1. Cleans recruit more muscles than standard gym exercises
“Very few, if any, other strength exercises involve more articulations,” says veteran T NATION coach Christian Thibadeau. A power clean involves movement at the ankle, knee, hip, shoulder, elbow, and wrist joints. That means you’re using your calves, quads, hamstrings, glutes, spinal erectors, traps, deltoids, and forearms, as well as the core muscles that come into play to stabilize your spine throughout the movement. Cleans, Thibaudeau says, “are unparalleled in terms of implicated muscle mass.”
2. Cleans makes you a better lifter
Even the most serious lifters in today’s gyms rarely attempt exercises more complex than squats, deadlifts, and bench presses — all of which are great exercises for strength and size development. But adding power cleans to your programs can make you better at those lifts.
“When you build explosive strength, you train the muscles to more readily activate the higher-threshold motor units,” says author, coach, and neurophysiology nerd Chad Waterbury. “The best bench pressers in the world have tons of explosive strength. If you’ve ever watched a world-champion bench presser train, you’ll notice how fast the barbell accelerates compared to the lesser mortals.”
You’ll also develop better balance and coordination, improving your form on front squats and other classic muscle-building exercises.
3. Cleans get you yoked
Well-developed glutes, hamstrings, and spinal erectors are crucial for athletes as well as bodybuilders. But you can develop those posterior-chain muscles with deadlifts, squats, good mornings, glute-ham raises, and just about any other lower-body exercises you’ll find in the powerlifting playbook.
Power cleans bring one more set of muscles into the mix: upper traps.
“The traps have to fire explosively in conjunction with the legs to accelerate the bar upward with enough force to get you underneath the bar,” Hertilus says. “Look at some of the best middleweight Olympic weightlifters and you’ll see the density of their traps.”
4. Cleans help you get ripped
Even when performed for relatively low reps with long rest intervals, power cleans are metabolically taxing, due to their explosive nature and enormous muscle recruitment. You can intensify this effect by bumping up the reps and decreasing rest periods.

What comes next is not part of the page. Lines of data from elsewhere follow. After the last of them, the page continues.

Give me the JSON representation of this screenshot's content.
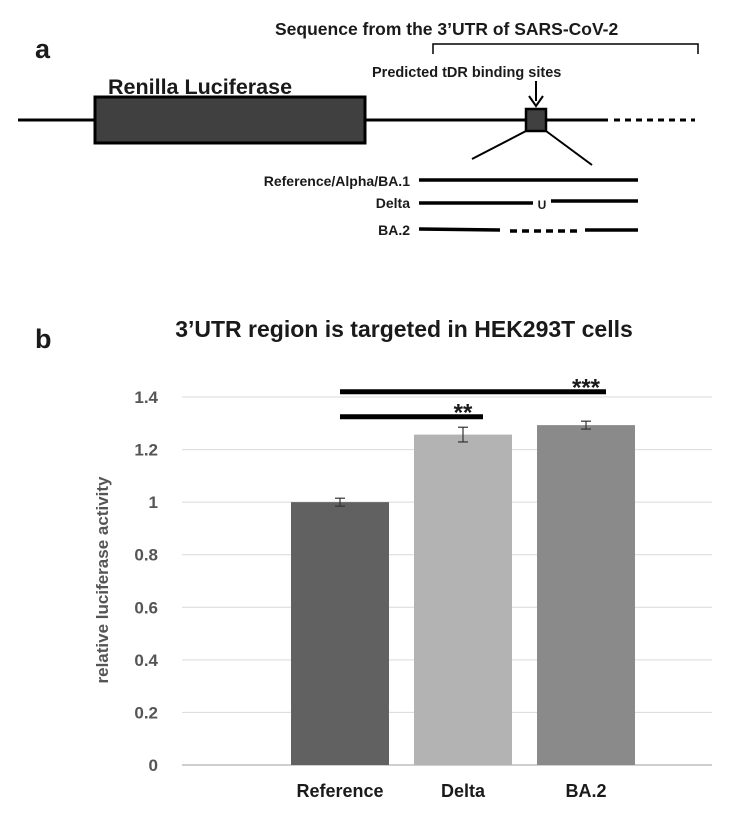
{
  "panel_a": {
    "letter": "a",
    "heading": "Sequence from the  3’UTR of SARS-CoV-2",
    "gene_label": "Renilla Luciferase",
    "site_label": "Predicted tDR binding sites",
    "variants": [
      {
        "label": "Reference/Alpha/BA.1",
        "pattern": "full"
      },
      {
        "label": "Delta",
        "pattern": "substitution",
        "marker": "U"
      },
      {
        "label": "BA.2",
        "pattern": "deletion"
      }
    ],
    "colors": {
      "gene_box": "#404040",
      "site_box": "#404040",
      "line": "#000000"
    }
  },
  "panel_b": {
    "letter": "b"
  },
  "chart_data": {
    "type": "bar",
    "title": "3’UTR  region is targeted in HEK293T cells",
    "xlabel": "",
    "ylabel": "relative luciferase activity",
    "categories": [
      "Reference",
      "Delta",
      "BA.2"
    ],
    "values": [
      1.0,
      1.257,
      1.293
    ],
    "errors": [
      0.015,
      0.028,
      0.015
    ],
    "colors": [
      "#616161",
      "#b3b3b3",
      "#8a8a8a"
    ],
    "ylim": [
      0,
      1.4
    ],
    "yticks": [
      0,
      0.2,
      0.4,
      0.6,
      0.8,
      1,
      1.2,
      1.4
    ],
    "ytick_labels": [
      "0",
      "0.2",
      "0.4",
      "0.6",
      "0.8",
      "1",
      "1.2",
      "1.4"
    ],
    "grid": true,
    "significance": [
      {
        "from": "Reference",
        "to": "Delta",
        "label": "**",
        "y": 1.325
      },
      {
        "from": "Reference",
        "to": "BA.2",
        "label": "***",
        "y": 1.42
      }
    ]
  }
}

But, with apologies to our friends at CrossFit, it’s not a good idea to go apeshit with the volume. Power cleans are among the most technique-sensitive lifts you can tackle, and when volume comes at the expense of form, you’re putting yourself (and possibly those around you) at risk for an injury. Even if you don’t get hurt, you don’t want to reinforce faulty recruitment patterns by lifting with sloppy form while you’re fatigued.
5. Cleans work your core
You need a strong core for all the major multijoint lifts that employ heavy loads, like squats, deadlifts, and weighted chins. That’s especially true for power cleans and other explosive lifts. But once you’re ready to add cleans to your routine, you’ll find your core strength improves rapidly and dramatically. “Lifting explosively requires the recruitment of many additional muscles to stabilize your body,” Waterbury says. “This builds total-body stability and strength.”
6. Cleans just look cool
Anyone can do a biceps curl or leg extension. They’re the first things they teach newbies at commercial gyms. Power cleans are at the opposite end of the exercise hierarchy. You need a solid base of conditioning, coordination, and weight-room experience before you learn the exercise, and then you need focus and effort to master it. It’ll be a while before you’re ready to pull heavy weights from the floor to your shoulders.
But once you’re there, you’ll be among a small percentage of lifters who can do one of the best exercises in the world for strength, power, muscular development, and overall conditioning.
And you’d better believe the other lifters in your gym will notice.